10.(B)The denaturation stage that occurs during each cycle of PCR requires high temperatures that would denature most enzymes, so a heat-stable DNA polymerase is required for PCR. Heat-stable DNA polymerases do not add DNA nucleotides at a faster rate than other DNA polymerases, so choice (A) is incorrect. PCR primers anneal to the target DNA sequence, not to the DNA polymerase, so choice (C) is incorrect. Choice (D) is incorrect because heat-stable DNA polymerases are not more accurate than other DNA polymerases.
Short Free-Response
11.(a)Bacterial transformation through heat shock could be used to insert this plasmid into the cell. The transition from cold-hot-cold will create temporary small pores through which the plasmids may enter the cell.
(b)Plating the transformed bacteria on an agar plate (that contains both ampicillin and kanamycin) would kill any bacteria that did not absorb the pAMP-pKAN plasmid.
(c)If a bacterium absorbs the piece of DNA that has a cut in the kanamycin resistance gene, the bacterium would still be resistant to ampicillin but not resistant to kanamycin.
(d)The ampicillin resistance gene would still be intact and functional, but the kanamycin resistance gene would not be functional due to the cut made by the restriction enzyme.
12.(a)The phosphates in the sugar-phosphate backbone of DNA have a slight negative charge. They would be attracted to a positively charged electrode.
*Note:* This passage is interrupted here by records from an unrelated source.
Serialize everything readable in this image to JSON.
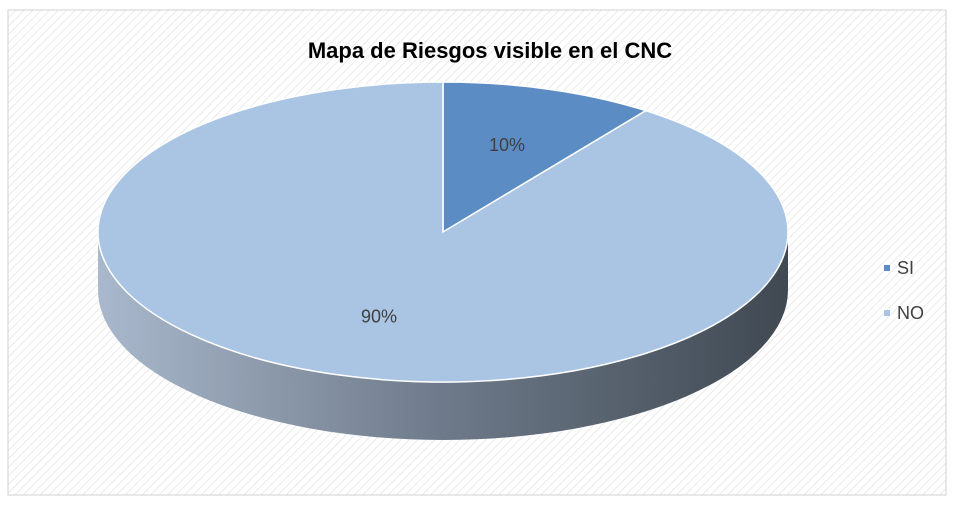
{
  "chart_data": {
    "type": "pie",
    "title": "Mapa de Riesgos visible en el CNC",
    "categories": [
      "SI",
      "NO"
    ],
    "values": [
      10,
      90
    ],
    "value_labels": [
      "10%",
      "90%"
    ],
    "colors": [
      "#5b8cc4",
      "#aac4e4"
    ],
    "legend": "right"
  }
}
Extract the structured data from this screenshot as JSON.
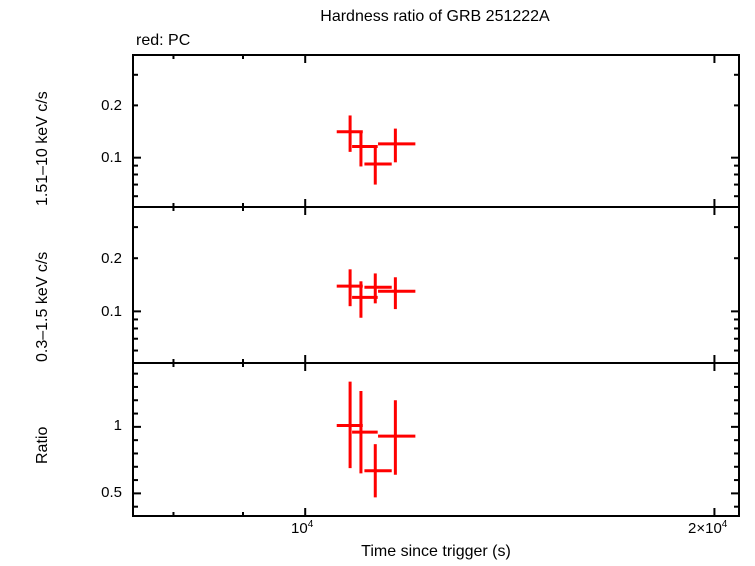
{
  "title": "Hardness ratio of GRB 251222A",
  "subtitle": "red: PC",
  "colors": {
    "data": "#ff0000",
    "axes": "#000000",
    "background": "#ffffff"
  },
  "chart_data": [
    {
      "type": "scatter",
      "panel": "top",
      "title": "Hardness ratio of GRB 251222A",
      "legend": "red: PC",
      "xlabel": "Time since trigger (s)",
      "ylabel": "1.51–10 keV c/s",
      "xscale": "log",
      "yscale": "log",
      "xlim": [
        7470,
        20850
      ],
      "ylim": [
        0.052,
        0.39
      ],
      "yticks": [
        0.1,
        0.2
      ],
      "ytick_labels": [
        "0.1",
        "0.2"
      ],
      "series": [
        {
          "name": "PC",
          "color": "#ff0000",
          "x": [
            10790,
            10990,
            11260,
            11650
          ],
          "xerr_low": [
            10620,
            10900,
            11130,
            11390
          ],
          "xerr_high": [
            10950,
            11230,
            11500,
            11970
          ],
          "y": [
            0.141,
            0.116,
            0.092,
            0.12
          ],
          "yerr_low": [
            0.108,
            0.089,
            0.07,
            0.094
          ],
          "yerr_high": [
            0.175,
            0.143,
            0.114,
            0.147
          ]
        }
      ]
    },
    {
      "type": "scatter",
      "panel": "middle",
      "xlabel": "Time since trigger (s)",
      "ylabel": "0.3–1.5 keV c/s",
      "xscale": "log",
      "yscale": "log",
      "xlim": [
        7470,
        20850
      ],
      "ylim": [
        0.051,
        0.39
      ],
      "yticks": [
        0.1,
        0.2
      ],
      "ytick_labels": [
        "0.1",
        "0.2"
      ],
      "series": [
        {
          "name": "PC",
          "color": "#ff0000",
          "x": [
            10790,
            10990,
            11260,
            11650
          ],
          "xerr_low": [
            10620,
            10900,
            11130,
            11390
          ],
          "xerr_high": [
            10950,
            11230,
            11500,
            11970
          ],
          "y": [
            0.139,
            0.12,
            0.137,
            0.13
          ],
          "yerr_low": [
            0.107,
            0.092,
            0.111,
            0.103
          ],
          "yerr_high": [
            0.173,
            0.148,
            0.164,
            0.156
          ]
        }
      ]
    },
    {
      "type": "scatter",
      "panel": "bottom",
      "xlabel": "Time since trigger (s)",
      "ylabel": "Ratio",
      "xscale": "log",
      "yscale": "linear",
      "xlim": [
        7470,
        20850
      ],
      "ylim": [
        0.33,
        1.48
      ],
      "yticks": [
        0.5,
        1
      ],
      "ytick_labels": [
        "0.5",
        "1"
      ],
      "series": [
        {
          "name": "PC",
          "color": "#ff0000",
          "x": [
            10790,
            10990,
            11260,
            11650
          ],
          "xerr_low": [
            10620,
            10900,
            11130,
            11390
          ],
          "xerr_high": [
            10950,
            11230,
            11500,
            11970
          ],
          "y": [
            1.01,
            0.96,
            0.67,
            0.93
          ],
          "yerr_low": [
            0.69,
            0.65,
            0.47,
            0.64
          ],
          "yerr_high": [
            1.34,
            1.27,
            0.87,
            1.2
          ]
        }
      ]
    }
  ],
  "xaxis": {
    "label": "Time since trigger (s)",
    "ticks": [
      {
        "value": 10000,
        "mantissa": "10",
        "exp": "4"
      },
      {
        "value": 20000,
        "mantissa": "2×10",
        "exp": "4"
      }
    ]
  },
  "yaxis_labels": {
    "top": "1.51–10 keV c/s",
    "middle": "0.3–1.5 keV c/s",
    "bottom": "Ratio"
  },
  "ytick_labels": {
    "top": [
      "0.2",
      "0.1"
    ],
    "middle": [
      "0.2",
      "0.1"
    ],
    "bottom": [
      "1",
      "0.5"
    ]
  }
}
(b)Any mutagen could damage DNA and result in longer tails. Some examples are ionizing radiation, UV light, and carcinogens (all of which can cause breaks in the DNA sequence).
(c)
(d)Cell A has two functional p53 alleles and thus would have a greater capacity to repair the DNA damage. Therefore, the tail in the comet assay would be shorter for cell A than the tail for cell B, which only has one functional p53 allele.
Long Free-Response
13.(a)Restriction endonucleases would be used to cut the desired genes from their original plasmids, and DNA ligase would be used to connect them together in a recombinant plasmid.
(b)The plate that acts as this control is plate #2, which contains both ampicillin and tetracycline. This plate shows that the bacteria used in the transformation procedure were not originally resistant to the antibiotics. If no growth occurred on that plate after bacteria that did not receive the plasmid were plated upon it, that would confirm there was no previous antibiotic resistance.
(c)Not every bacterium is expected to absorb the plasmid. So far fewer bacteria colonies would be expected on plate #4 (which contains ampicillin and tetracycline) than on plate #3 (which does not contain any antibiotic). All bacteria, regardless of whether they absorbed the plasmid, would grow on the LB agar in plate #3, while only bacteria that absorbed the plasmid could grow on plate #4. Based on what is shown in the figure, the relative numbers of bacteria colonies on these two plates meets expectations, and thus this bacterial transformation procedure was successful.
(d)The bacteria would now be resistant to three antibiotics: ampicillin, tetracycline, and streptomycin. The bacteria taken from plate #4 would be resistant to ampicillin and tetracycline, and after successful conjugation with the bacteria that have streptomycin resistance, the bacteria would be resistant to streptomycin as well.